The tragedies bring the number of people to have perished in fires in Estonia this year to six.
The Alarm Center (Häirekeskus) at 6:41 a.m. Sunday received a report of a fire in a two-story wooden apartment building on Tallinna mnt in Türi, and Rescue Board (Päästeamet) personnel were on the scene four minutes later.
The conflagration had taken hold and spread quickly, under the roof of the wooden building. Those exiting the building said that it was possible another individual was still inside.
A Rescue Board officer wearing breathing apparatus subsequently found the body of a woman after entering the house.
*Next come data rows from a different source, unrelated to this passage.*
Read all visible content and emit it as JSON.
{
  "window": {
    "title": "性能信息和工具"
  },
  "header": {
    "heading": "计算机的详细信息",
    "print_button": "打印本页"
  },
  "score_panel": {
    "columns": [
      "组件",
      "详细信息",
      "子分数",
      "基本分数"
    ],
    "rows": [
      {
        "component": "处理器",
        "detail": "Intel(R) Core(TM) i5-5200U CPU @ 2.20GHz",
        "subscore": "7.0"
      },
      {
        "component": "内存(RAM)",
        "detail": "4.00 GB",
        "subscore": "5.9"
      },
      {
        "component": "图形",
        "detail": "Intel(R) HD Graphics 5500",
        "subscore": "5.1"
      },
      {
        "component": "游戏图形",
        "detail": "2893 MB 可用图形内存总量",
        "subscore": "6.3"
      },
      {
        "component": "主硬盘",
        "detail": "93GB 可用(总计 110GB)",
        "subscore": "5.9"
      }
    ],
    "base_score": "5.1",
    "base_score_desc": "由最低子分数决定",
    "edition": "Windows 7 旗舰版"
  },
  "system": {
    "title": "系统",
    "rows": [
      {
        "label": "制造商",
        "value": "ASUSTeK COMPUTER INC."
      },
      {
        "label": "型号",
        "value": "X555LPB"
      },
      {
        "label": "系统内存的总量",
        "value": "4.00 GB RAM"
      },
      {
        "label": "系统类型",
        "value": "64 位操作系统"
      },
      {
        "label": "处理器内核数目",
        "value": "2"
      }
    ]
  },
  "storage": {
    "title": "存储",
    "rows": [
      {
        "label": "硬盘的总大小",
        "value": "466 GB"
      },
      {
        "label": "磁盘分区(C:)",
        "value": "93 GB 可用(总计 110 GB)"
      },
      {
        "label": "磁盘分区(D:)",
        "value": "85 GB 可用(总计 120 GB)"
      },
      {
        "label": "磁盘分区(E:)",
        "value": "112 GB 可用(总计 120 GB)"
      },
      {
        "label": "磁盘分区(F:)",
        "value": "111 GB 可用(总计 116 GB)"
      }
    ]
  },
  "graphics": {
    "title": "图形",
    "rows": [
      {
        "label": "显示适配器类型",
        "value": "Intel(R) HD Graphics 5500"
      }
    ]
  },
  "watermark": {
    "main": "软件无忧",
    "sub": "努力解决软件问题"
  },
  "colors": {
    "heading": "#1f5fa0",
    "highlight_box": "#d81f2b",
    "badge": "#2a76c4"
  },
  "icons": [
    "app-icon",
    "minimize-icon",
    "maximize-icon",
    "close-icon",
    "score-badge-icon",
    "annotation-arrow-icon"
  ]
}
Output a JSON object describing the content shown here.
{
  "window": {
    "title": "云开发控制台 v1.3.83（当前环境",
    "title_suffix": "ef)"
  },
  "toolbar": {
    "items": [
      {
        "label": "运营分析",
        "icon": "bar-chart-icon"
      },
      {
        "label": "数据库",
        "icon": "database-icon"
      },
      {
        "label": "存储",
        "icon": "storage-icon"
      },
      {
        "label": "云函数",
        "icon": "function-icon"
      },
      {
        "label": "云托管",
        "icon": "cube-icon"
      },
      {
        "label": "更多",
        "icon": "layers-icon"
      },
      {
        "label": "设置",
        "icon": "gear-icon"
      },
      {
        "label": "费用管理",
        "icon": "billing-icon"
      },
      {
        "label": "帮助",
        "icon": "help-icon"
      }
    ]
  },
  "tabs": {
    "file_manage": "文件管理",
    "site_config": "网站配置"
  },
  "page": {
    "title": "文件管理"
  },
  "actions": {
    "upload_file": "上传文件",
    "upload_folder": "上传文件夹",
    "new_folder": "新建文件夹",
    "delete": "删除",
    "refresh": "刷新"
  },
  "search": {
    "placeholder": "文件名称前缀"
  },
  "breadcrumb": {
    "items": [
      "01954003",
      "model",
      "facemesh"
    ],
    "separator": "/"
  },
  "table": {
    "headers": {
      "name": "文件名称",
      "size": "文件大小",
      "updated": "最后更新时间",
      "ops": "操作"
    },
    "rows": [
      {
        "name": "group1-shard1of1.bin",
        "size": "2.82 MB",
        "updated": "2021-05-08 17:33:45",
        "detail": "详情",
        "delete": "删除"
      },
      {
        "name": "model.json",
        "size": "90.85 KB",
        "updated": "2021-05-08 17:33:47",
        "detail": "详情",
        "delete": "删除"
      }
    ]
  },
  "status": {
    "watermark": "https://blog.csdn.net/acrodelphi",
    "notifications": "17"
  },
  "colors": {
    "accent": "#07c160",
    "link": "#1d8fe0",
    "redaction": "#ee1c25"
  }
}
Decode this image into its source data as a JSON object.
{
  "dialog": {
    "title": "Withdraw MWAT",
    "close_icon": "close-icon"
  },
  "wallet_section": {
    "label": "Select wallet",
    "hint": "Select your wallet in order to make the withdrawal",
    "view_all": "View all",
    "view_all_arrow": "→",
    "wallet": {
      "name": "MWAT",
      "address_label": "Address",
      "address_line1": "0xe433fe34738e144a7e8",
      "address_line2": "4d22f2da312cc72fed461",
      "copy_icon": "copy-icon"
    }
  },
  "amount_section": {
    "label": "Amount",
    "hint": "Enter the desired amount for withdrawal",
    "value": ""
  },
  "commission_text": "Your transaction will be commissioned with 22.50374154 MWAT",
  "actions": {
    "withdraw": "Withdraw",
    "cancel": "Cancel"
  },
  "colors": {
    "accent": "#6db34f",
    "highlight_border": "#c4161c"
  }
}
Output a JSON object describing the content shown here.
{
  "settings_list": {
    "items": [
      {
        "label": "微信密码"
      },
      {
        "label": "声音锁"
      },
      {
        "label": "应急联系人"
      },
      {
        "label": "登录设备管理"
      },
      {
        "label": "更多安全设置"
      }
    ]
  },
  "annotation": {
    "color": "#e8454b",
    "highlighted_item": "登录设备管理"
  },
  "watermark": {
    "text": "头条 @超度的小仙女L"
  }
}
One survivor was hospitalized due to the effects of smoke inhalation.
The fire was localized by a little after 9.00 a.m., and the work to fully extinguish the building's structures then began. In addition to the brigade from Türi, brigades from Paide, Järvakandi and Vändra were present, while a fire truck from Pärnu and the field manager and volunteer rescuers from Oisu and Väätsa were also on the scene.
In Tallinn, the Alarm center received a call to Puhangu tanäv in Põhja Tallinn at 6:38 a.m. Rescue Board crews arrived four minutes later, when it became apparent that there was a slight smell of combustion in the stairwell of a four-story apartment block, while smoke was rising up a ventilation shaft to the roof.
Rescue Board members then started looking for the source of the fire.
Upon further investigation, the Rescue Board personnel focused their attention on a second floor apartment which appeared to be the source of the smoke, and at 7:37 am. discovered a deceased individual, on a sofa inside the residence which had caught fire.
Members of the Lilleküla brigade then located the conflagration's source and used equipment to ventilate the apartment rooms and building.
No smoke detector was found to be installed in the residence.
In both cases, further proceedings will clarify causes and circumstances more precisely.